Menurutnya, dalam rangka pelaksanaan program dan kegiatan percepatan penurunan stunting baik itu kementrian/Lembaga pemerintah, Provinsi, Pemerintah Daerah, Kabupaten/Kota dan pemerintah desa melakukan penguatan perencanaan dan penganggaran, peningkatan kualitas pelaksanaan, peningkatan kualitas pemantauan, evaluasi dan pelaporan serta peningkatan kapasitas sumber daya manusia.

“Untuk mendukung pelaksanaan program diatas kami DP3AP2KB selaku sekretariat TPPS Tingkat Kota Banda Aceh mencoba memfasilitasi pertemuan dan forum-forum koordinasi baik ditingkat Kota, Kecamatan dan Desa agar persoalan stunting dapat diatasi dengan segera,” katanya.

Ia menyampaikan bahwa tujuan pelaksanaan rapat koordinasi TPPS sebagai upaya penyegaran terkait dengan tugas dan fungsi TPPS dan bidang-bidang yang ada dalam TPPS. Selain itu juga untuk menyampaikan hasil capaian program dan kegiatan masing-masing bidang dalam upaya percepatan penurunan stunting tahun 2023.
“Selanjutnya rakor tersebut untuk melakukan penyusunan rencana kerja masing-masing bidang untuk tahun 2024 dan akan difasilitasi oleh sekretariat TPPS yakni DP3AP2KB dan membangun komitmen dan kerjasama yang lebih solid serta mendorong inovasi baru dari TPPS Kota Banda Aceh sebagai upaya percepatan penurunan stunting di Kota Banda Aceh,” urai Cut Azharida.

Rakor tersebut diikuti oleh Ketua Pelaksana TPPS, Para Wakil Ketua, Sekretaris, Para Koordinator Bidang dan seluruh anggota TPPS yang berasal dari OPD, perwakilan lembaga dan organisasi serta dan Tim Pakar Audit Kasus Stunting Kota Banda Aceh.

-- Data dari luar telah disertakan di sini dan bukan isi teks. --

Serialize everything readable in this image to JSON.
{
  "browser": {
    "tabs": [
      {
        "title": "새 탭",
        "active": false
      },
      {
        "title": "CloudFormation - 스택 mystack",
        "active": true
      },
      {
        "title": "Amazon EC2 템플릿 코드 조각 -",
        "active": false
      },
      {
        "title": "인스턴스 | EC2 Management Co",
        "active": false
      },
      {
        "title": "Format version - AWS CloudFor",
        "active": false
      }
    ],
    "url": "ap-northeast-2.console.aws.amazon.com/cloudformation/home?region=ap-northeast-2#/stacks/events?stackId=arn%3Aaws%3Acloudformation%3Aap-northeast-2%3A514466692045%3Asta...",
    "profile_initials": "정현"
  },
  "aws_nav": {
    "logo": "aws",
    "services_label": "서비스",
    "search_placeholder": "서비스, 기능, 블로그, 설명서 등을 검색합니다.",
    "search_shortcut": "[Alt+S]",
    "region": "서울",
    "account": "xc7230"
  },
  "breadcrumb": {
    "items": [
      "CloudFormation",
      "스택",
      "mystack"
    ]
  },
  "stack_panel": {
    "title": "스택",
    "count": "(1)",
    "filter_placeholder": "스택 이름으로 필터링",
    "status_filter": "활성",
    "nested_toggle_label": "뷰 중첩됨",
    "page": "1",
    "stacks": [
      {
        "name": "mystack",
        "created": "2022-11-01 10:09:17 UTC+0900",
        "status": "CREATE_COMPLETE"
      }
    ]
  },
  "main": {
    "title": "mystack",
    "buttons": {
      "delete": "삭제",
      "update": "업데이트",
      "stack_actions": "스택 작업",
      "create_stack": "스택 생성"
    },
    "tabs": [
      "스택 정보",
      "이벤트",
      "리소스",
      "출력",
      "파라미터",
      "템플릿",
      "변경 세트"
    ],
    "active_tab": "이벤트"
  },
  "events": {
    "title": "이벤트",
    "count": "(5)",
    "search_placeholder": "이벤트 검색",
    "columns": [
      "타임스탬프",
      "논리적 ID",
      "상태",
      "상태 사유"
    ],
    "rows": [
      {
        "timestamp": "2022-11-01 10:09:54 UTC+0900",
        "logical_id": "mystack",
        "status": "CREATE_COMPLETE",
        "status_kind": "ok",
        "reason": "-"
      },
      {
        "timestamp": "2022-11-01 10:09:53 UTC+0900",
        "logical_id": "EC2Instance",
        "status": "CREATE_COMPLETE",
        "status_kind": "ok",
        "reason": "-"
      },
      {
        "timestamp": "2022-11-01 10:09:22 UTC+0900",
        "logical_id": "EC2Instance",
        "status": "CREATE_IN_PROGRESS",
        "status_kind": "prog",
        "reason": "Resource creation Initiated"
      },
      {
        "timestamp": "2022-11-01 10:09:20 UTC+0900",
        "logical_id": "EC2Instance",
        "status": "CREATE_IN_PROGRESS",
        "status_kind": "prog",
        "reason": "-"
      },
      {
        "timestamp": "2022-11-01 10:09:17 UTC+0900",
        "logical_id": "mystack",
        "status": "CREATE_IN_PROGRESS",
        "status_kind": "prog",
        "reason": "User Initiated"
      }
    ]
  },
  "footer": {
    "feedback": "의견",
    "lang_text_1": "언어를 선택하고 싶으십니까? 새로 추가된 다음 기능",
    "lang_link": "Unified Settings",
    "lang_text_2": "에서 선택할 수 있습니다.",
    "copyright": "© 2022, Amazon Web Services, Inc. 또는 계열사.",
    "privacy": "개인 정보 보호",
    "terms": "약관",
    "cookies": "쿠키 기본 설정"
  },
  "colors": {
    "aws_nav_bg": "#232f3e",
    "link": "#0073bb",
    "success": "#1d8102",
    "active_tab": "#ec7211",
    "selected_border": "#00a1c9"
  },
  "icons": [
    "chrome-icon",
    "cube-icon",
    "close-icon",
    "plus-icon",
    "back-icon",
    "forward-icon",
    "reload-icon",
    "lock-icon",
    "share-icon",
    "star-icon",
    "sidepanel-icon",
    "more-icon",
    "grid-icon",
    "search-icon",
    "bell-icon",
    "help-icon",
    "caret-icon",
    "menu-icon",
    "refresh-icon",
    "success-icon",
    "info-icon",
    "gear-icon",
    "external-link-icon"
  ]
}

Berdasarkan Pendataan Keluarga tahun 2023 (PK23) yang dilakukan oleh BKKBN Aceh, keluarga beresiko stunting di Kota Banda Aceh mengalami penurunan yang signifikan dari tahun 2022 yaitu 10.643 keluarga menjadi 9.909 keluarga beresiko stunting, artinya ada 743 keluarga yang terbebas dari keluarga beresiko stunting pada tahun 2023. Hal ini disebabkan oleh kerja sama tim yang tangguh dan adanya Bapak / Bunda Asuh Anak Stunting di Kota Banda Aceh. (Adv)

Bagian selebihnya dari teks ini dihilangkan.